The paved surfaces in your yard and garden, from your main driveway to patios, walkways and other types of hardscaping, provide a functional and aesthetically pleasing surface to the exterior of your home. However, like all surfaces and materials that are exposed to the weather, your paved surfaces can begin to crack, degrade, and otherwise become physically damaged over time. Understanding what the most common causes of paving damage are can help you take steps to prevent them from happening, and to recognize early signs of damage so that you can either repair or repave the surface as needed.
One of the most common reasons why a paved surface may buckle or otherwise become damaged is because of root growth breaking to the surface, forcing your paving materials upwards. Even if the roots don't make it to the top, their movement underneath your paved surface can alter the support for the top level, making an uneven surface or other forms of structural damage and shifting more likely. While tree removal will be effective at reducing the amount of root damage that your paved surfaces suffer from, a less drastic and more affordable solution is to install a root barrier system underground around the edges of your paved surfaces, allowing your hardscaping and plant life to exist in harmony.
In areas that have heavy winters, the salt used to prevent ice buildup on your driveway and other pathways in your yard can collect and concentrate moisture, making it easier to seep into the paving material underneath. This moisture can then reform into ice within the material, expanding and causing cracks to develop (or worsen, if they already exist). Instead of making use of ice or other chemical deicing products to clear your paved surfaces, lay down gravel, sand, cat litter, or another non-melting agent that is designed to increase the amount of traction that you have on the ice and snow without actually making it melt.

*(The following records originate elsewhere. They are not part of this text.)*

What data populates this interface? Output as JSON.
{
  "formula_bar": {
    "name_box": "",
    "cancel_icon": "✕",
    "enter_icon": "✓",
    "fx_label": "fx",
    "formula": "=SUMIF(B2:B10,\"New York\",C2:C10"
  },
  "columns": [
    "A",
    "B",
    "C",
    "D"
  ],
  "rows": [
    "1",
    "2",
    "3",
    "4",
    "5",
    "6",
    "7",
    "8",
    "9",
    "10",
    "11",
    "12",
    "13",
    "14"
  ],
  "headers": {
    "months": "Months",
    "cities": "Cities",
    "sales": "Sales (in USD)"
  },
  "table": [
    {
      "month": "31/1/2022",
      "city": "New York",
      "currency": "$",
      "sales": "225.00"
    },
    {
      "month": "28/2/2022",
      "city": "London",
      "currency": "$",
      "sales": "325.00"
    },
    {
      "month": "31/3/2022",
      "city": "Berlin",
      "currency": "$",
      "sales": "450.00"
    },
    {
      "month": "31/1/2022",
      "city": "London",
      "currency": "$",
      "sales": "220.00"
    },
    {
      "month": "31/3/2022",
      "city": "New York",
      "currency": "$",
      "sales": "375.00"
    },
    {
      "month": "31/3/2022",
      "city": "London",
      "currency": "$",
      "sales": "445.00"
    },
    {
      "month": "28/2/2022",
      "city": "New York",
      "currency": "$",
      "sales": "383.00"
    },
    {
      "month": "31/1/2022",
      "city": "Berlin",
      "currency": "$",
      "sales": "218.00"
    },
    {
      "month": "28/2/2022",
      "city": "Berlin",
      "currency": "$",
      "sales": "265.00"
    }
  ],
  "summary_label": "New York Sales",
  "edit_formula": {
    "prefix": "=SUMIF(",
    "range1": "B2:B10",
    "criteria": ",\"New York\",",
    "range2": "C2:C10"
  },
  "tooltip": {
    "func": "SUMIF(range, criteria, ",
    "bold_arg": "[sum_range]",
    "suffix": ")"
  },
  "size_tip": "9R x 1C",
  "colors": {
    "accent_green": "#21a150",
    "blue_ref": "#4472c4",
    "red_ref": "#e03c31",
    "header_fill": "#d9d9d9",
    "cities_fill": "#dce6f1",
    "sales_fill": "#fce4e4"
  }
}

Sunlight exposure can cause structural damage to your asphalt and other types of paving materials, since the UV radiation included in the sun's rays can dry out the surface of the material, making it brittle and generally more prone to cracking and other forms of damage. UV exposure is easy to identify, as it will cause the color to begin to bleach out of your paved surface. Asphalt is particularly susceptible and will begin to take on a grayish hue as it is continuously exposed to the sun's rays.